I stared at the coffee table, which was strewn with little clumps of a partially assembled picture in a sea of pieces, many of them upside down. “What on earth are you doing?”

“Jigsaws are good for people of my age. They stop you getting the Alzheimer’s.”

“Okay but…” I kept staring, pushing back a rising suspicion that I was very much the Oliver in this room. “Why are you not starting with the edges?”

“Why would I do that?”

Embarrassingly, I had to think about it. “Everybody starts with the edges. It gives you something to—to… It’s more efficient.” Oh my God, I was Oliver. Or maybe it was jigsaws. Were we all, deep down, an Oliver and all it took to bring it out was a disassembled picture of the Moomins?
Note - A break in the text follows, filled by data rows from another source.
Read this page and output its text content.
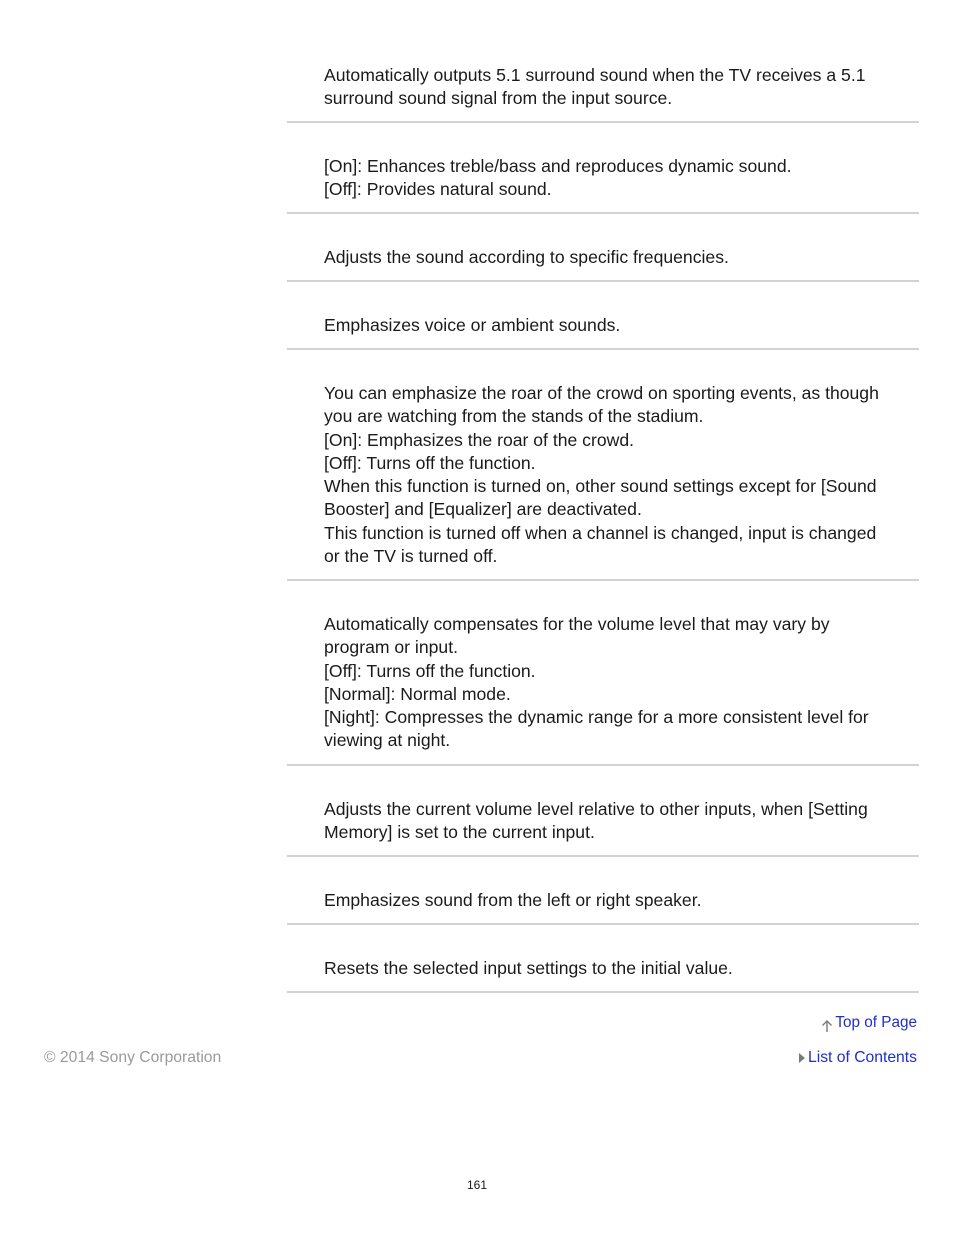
Automatically outputs 5.1 surround sound when the TV receives a 5.1
surround sound signal from the input source.
[On]: Enhances treble/bass and reproduces dynamic sound.
[Off]: Provides natural sound.
Adjusts the sound according to specific frequencies.
Emphasizes voice or ambient sounds.
You can emphasize the roar of the crowd on sporting events, as though
you are watching from the stands of the stadium.
[On]: Emphasizes the roar of the crowd.
[Off]: Turns off the function.
When this function is turned on, other sound settings except for [Sound
Booster] and [Equalizer] are deactivated.
This function is turned off when a channel is changed, input is changed
or the TV is turned off.
Automatically compensates for the volume level that may vary by
program or input.
[Off]: Turns off the function.
[Normal]: Normal mode.
[Night]: Compresses the dynamic range for a more consistent level for
viewing at night.
Adjusts the current volume level relative to other inputs, when [Setting
Memory] is set to the current input.
Emphasizes sound from the left or right speaker.
Resets the selected input settings to the initial value.
Top of Page
© 2014 Sony Corporation	List of Contents
161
“No,” Mum said firmly. “Efficient is not cutting the picture up in the first place. Doing a jigsaw is not about efficiency, it is about the journey.”

I gave her a look. “You mean, the real jigsaw is the friends we make along the way?”

She gave me a look back. “No, Luc. A jigsaw is a jigsaw. Your friends are your friends. You cannot be friends with a jigsaw. What are you even talking about?”

“It’s just a thing people say.”

A light of what was probably misplaced understanding glimmered in her eyes. “Ah, bon. Then, yes, it is about being, as they say, friends with a jigsaw. One is not efficient when one is being friends with a jigsaw. Now”—her tone grew brisk—“help me be friends with this jigsaw because I am quite stuck.” She squinted at her various clusters of Moomin. “I am looking for the last piece of Papa’s hat.”

“And you don’t think it’d be better to—” I let it go. And started combing through the nine hundred and twenty-six pieces that remained in the thousand-piece jigsaw to find the one bit that had a fragment of Moomin top hat on it.